Kali (Daulat Khan): کالی دولت خان is a village in the Yavatmal district of Maharashtra, India. It is named after Daulat Khan Patel. Kali (DK) is 20 km away from Pusad, which is to the east of Mahagaon. The population of Kali (DK) is around 25,000.

Daulat Khan founded Kali (DK) in the middle of the 19th century. Kali was famous for education at that time. Children from the near-around  villages would come to Kali for education. Today,there are 2 Urdu schools, 4 Marathi schools, 2 Ashram Shala, and One Jr. College in Kali.

Notable features 
Four kilometres from Kali there is a waterfall, known locally as "Bhad bhadi". There is also a mountain known as Shadaval Pahad in between nearest village Hiwari.  "Bhad bhadi" means waterfall looking beautiful nature in that place School trip always visit

Language and culture 
People of different religions and communities live in Kali, including Hindus, Muslims, Buddhist, Banjari and others. The principal languages of Kali (DK) are Hindi Urdu and Marathi, but various other languages are spoken there, including Urdu, Gormati, Banjari.

Agriculture 
Kali is considered a Tribal village, and has many farmers. Major crops include cotton (), tur (yellow beans), and jawar. Kali's agriculture suffers because of unavailability of water in most of the village. Kali has a problem with drinking water. Some years ago Laghu Pat Bandhare kalawa stand for this major problem and it was solved with the help of nearby villages grampanchayat. Agriculture is often impacted by droughts, floods, or heavy rains.

Schools 
Z.P. Marathi School
S.N. Urdu High school
V.N. High School and Junior College
Ashram Shala
Alhaj Athar Mirza Ashram Shala
Z.P. Urdu school
 Nalanda English Medium School for Nursery, KG-1, KG-2

Urdu school 

Zilla Parishad Urdu Middle School is a residential academic institution. It was established in 1895 by elders of Kali. The Urdu school is situated at a distance of 0.5 km from Jama Masjid.

The Urdu school has seven classes from standard first to seventh in the Urdu language. Marathi, Hindi, and English are also taught. It provides better quality education to the children of Kali and nearby villages.

Jama Masjid 

Jama Masjid is one of the oldest mosques in Kali. It is a heritage building located in Old Kali.  
The main hall of the mosque is 15 feet high, 40 feet wide, and 75 feet long, and can accommodate five hundred people. 6 arches support the roof of the main hall. The area is about 3500 square feet.

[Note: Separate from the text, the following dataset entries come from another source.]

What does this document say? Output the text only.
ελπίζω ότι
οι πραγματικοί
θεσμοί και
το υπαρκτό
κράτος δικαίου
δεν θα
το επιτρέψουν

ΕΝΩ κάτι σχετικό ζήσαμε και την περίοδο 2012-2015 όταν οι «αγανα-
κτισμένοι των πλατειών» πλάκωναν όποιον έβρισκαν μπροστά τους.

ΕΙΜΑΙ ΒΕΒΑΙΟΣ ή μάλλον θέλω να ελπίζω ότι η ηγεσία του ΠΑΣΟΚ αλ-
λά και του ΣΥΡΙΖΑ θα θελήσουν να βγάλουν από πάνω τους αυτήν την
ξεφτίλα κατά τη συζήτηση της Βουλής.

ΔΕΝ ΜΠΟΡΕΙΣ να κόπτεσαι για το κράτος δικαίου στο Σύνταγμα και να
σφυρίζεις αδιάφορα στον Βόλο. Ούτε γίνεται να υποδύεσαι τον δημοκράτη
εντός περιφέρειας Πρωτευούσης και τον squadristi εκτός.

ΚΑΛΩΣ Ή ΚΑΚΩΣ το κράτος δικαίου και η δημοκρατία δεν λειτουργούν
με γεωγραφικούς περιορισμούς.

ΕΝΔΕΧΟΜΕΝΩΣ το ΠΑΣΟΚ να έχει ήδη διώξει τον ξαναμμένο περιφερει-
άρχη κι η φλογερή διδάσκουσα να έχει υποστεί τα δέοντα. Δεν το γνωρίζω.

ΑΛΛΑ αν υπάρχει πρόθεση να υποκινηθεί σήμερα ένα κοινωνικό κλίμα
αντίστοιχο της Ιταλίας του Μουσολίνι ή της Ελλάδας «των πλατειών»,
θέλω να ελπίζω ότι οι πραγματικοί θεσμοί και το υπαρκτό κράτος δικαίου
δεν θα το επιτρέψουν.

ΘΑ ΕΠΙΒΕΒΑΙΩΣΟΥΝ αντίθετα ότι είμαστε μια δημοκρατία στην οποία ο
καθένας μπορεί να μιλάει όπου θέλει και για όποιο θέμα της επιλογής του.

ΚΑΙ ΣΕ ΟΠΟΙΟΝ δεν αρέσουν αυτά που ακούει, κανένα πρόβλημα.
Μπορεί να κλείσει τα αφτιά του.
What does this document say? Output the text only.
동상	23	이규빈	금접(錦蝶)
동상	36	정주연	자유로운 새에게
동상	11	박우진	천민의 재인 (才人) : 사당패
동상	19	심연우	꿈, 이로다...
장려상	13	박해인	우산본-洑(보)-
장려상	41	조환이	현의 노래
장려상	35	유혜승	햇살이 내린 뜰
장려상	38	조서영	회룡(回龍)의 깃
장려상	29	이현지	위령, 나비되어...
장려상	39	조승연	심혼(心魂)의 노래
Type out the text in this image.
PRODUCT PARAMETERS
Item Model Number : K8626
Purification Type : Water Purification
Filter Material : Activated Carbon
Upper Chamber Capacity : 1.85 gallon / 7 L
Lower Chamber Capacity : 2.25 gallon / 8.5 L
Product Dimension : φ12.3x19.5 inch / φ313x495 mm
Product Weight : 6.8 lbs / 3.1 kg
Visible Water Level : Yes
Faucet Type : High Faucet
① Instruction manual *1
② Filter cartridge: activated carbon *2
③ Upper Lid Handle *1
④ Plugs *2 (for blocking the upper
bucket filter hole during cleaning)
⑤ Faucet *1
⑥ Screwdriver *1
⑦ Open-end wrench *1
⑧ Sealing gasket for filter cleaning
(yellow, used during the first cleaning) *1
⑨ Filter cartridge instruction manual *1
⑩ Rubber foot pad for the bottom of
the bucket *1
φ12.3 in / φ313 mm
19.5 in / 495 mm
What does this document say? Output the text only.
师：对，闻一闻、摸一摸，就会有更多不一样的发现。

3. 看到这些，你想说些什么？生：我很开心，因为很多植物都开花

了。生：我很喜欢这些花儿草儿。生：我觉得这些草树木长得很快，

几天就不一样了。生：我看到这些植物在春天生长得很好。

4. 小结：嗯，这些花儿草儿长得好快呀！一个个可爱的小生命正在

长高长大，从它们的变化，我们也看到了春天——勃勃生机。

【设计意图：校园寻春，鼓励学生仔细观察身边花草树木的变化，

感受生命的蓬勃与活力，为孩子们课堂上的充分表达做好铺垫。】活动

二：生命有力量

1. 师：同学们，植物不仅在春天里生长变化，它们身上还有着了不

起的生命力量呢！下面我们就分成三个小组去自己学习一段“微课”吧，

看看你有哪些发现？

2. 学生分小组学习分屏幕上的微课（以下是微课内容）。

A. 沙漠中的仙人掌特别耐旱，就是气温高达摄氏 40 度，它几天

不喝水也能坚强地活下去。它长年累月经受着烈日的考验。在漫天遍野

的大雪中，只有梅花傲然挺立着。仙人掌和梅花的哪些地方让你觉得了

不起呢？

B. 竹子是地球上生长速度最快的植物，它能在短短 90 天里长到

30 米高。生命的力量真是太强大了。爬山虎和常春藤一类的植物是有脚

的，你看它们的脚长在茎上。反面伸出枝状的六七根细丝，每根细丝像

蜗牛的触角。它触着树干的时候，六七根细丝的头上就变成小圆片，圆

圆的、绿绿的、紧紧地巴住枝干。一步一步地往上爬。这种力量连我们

Most of the property was donated to the Masjid by daulat khan, who migrated here after the rebellion of 1857.

Qabristan 

The graveyard in Kali is very old, despite the claim that Daulat Khan founded Kali in the middle of the 19th century, the graveyard includes tombs dating back about 600 years. It is located in the centre of the village. Most of the people of Kali visit the graveyard at "EID" and "Shab-e -barat".